The demand for greater memory density within a limited footprint continues. While advances in technology shrink the size of memory devices, various applications and the consumer market shrink the area the memory devices may occupy, and limit the amount of power they may consume. One solution to this situation includes stacking memory device dies vertically. For example, the memory dies may be stacked one on top of another such that multiple dies occupy the area of a single die. Stacking dies can result in a higher memory bandwidth with a smaller form factor and less power use.
According to various techniques, including High Bandwidth Memory (HBM) and Hybrid Memory Cube (HMC) arrangements, 2, 4, or up to 8 dynamic random-access-memory (DRAM) dies may be vertically stacked, and may also include a memory controller as a base layer, for example. In the various methods, the stacked memory dies may be interconnected using through-silicon-vias (TSV), micro-bumps, or other interconnection/communication schemes. The three-dimensional stack of memory dies can take the place of a single memory die on a circuit board, for example.

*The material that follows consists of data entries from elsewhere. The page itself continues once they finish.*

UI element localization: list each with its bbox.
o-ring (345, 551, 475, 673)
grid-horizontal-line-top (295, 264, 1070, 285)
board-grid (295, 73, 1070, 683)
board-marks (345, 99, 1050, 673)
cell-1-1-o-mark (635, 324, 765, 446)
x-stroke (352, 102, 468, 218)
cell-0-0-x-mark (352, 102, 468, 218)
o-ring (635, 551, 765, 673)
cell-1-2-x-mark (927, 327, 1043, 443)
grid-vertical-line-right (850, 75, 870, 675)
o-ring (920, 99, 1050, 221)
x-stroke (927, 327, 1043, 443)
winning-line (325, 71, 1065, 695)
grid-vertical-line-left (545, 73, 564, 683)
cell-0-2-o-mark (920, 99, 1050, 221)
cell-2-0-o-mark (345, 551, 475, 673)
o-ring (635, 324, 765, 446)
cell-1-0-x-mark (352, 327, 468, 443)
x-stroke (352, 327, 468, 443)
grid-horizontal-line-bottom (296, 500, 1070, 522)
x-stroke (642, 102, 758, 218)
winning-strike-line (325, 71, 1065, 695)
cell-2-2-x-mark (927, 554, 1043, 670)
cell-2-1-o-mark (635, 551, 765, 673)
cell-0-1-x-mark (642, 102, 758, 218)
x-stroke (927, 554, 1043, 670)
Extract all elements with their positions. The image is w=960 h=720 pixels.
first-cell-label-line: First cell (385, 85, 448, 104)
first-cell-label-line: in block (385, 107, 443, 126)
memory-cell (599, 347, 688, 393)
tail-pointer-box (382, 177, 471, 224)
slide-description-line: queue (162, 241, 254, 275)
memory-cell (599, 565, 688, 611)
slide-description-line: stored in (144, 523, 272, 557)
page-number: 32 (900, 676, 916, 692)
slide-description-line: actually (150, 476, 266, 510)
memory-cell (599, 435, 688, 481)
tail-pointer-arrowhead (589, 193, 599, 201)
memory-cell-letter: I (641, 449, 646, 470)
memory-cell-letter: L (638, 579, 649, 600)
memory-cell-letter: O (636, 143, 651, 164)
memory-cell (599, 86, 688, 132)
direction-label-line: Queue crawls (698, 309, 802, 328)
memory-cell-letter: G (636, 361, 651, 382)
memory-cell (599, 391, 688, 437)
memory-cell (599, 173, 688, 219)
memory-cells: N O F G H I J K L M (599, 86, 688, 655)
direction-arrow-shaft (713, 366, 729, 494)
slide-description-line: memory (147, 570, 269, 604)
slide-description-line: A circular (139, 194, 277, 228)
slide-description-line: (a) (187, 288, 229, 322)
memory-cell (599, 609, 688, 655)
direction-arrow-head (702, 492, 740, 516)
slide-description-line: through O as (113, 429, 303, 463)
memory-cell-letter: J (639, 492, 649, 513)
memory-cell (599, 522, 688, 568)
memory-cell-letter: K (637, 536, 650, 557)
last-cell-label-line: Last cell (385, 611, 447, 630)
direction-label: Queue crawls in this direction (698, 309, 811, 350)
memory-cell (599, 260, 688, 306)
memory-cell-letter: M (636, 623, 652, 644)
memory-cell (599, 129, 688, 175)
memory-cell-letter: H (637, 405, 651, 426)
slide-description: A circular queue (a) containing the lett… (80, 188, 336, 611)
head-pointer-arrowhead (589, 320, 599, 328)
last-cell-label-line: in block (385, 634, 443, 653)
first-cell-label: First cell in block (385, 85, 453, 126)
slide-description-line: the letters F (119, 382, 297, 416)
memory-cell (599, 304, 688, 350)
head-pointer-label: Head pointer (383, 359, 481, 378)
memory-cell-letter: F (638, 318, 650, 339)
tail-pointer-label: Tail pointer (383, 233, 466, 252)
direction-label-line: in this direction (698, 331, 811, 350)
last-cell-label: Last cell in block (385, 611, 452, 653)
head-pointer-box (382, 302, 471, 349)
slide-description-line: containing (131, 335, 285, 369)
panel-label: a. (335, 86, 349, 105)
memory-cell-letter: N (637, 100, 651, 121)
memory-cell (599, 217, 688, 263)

However, there can be a variety of challenges to implementing these stacked memory arrangements. For example, some stacking techniques can be complex and/or costly. Additionally, even while using high-yield techniques, volume manufacturing processes generally cannot completely eliminate defects. A percentage of each batch of manufactured memory dies includes defective dies. A die (D2D) stack of memory dies containing at least one defective die constitutes a defective stack. If the defective stack is discarded as waste, then many of the discarded dies in the stack are not defective. Thus, discarding the defective stack can increase the quantity of individual good dies that are discarded as waste.